I'm ashamed to say I've used "smooth brain" as an insult. I'm just now learning it's an actual condition and I feel horrible. I thought it was related to slow minded animals or something like that. I know it makes no sense to post it on a KZbin comment but I'm sorry for everytime I've said it. It was me being ignorant not me being malicious. Wishing this family all the best ❤️

it amazes me that even though her brain is formed so differently that what is "normal" she obviously understands what is said to her and can make herself understood so well. The capacity of the human spirit to thrive & survive is just amazing

It is so nice to see a family that doesn't treat their disabled child like a burden. I love all of these people.

The way her big sister treats her and looks at her makes my heart melt into a puddle. What a beautiful family. ❤

My 8yr old daughter has lissencephaly. It's so wonderful that Maddie can communicate using some words and noises.. My baby girl is basically at a 6 month old level, she used to eat only purees but unfortunately she is on a feeding tube now. It's definitely hard. As always, thank you for sharing these incredible families stories. 💕

For anyone confused as to how a lack of wrinkles could cause cognitive impairment: Most of our thought processing occurs on the surface of the brain in a thin layer of cells (your gray matter). The wrinkles give your brain much more surface area, so you have a lot more room for those thought processing cells. Microcephaly (a smaller than normal brain) just compounds the problem in Maddie's case. Loved the video; it was nice to meet Maddie and her family. It's clear that everyone around her loves her dearly and she loves them in return.
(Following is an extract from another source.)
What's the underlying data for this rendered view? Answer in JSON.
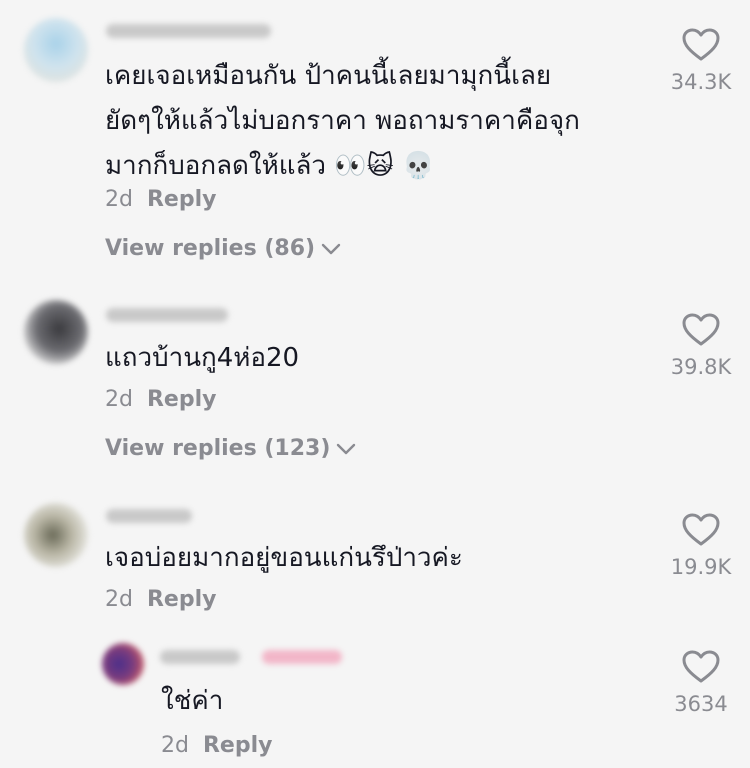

Her family does an awesome job with her...the attention they give to every aspect of her care and to how she relates to the world shows.

Her little gasps and clicks are so cute, what a smart little girl ❤

A close friend of my family had a son with lissencephaly. He was a lot more severely disabled than Maddie- the doctors said he would be motor-skilled and developmentally at the age of an infant for the rest of his life. He died of a seizure at 18 months. I'm glad to see that there are people living with this condition and still being able to enjoy life.

Anyone who frequents certain parts of the internet has heard the term "smooth brain" used in certain ways. I honestly had no idea lissencephaly existed, and it makes me remember all the other words that were originally medical terms that got used in negative/hurtful ways. It almost seems like every time we move on from one, we pick up another, even unintentionally. I guess that's pretty pessimistic though so let me add that I adore Maddie, and I'm glad she has a family who loves her and learns to do things in ways that work for her! You can see how happy and loved she is the whole time.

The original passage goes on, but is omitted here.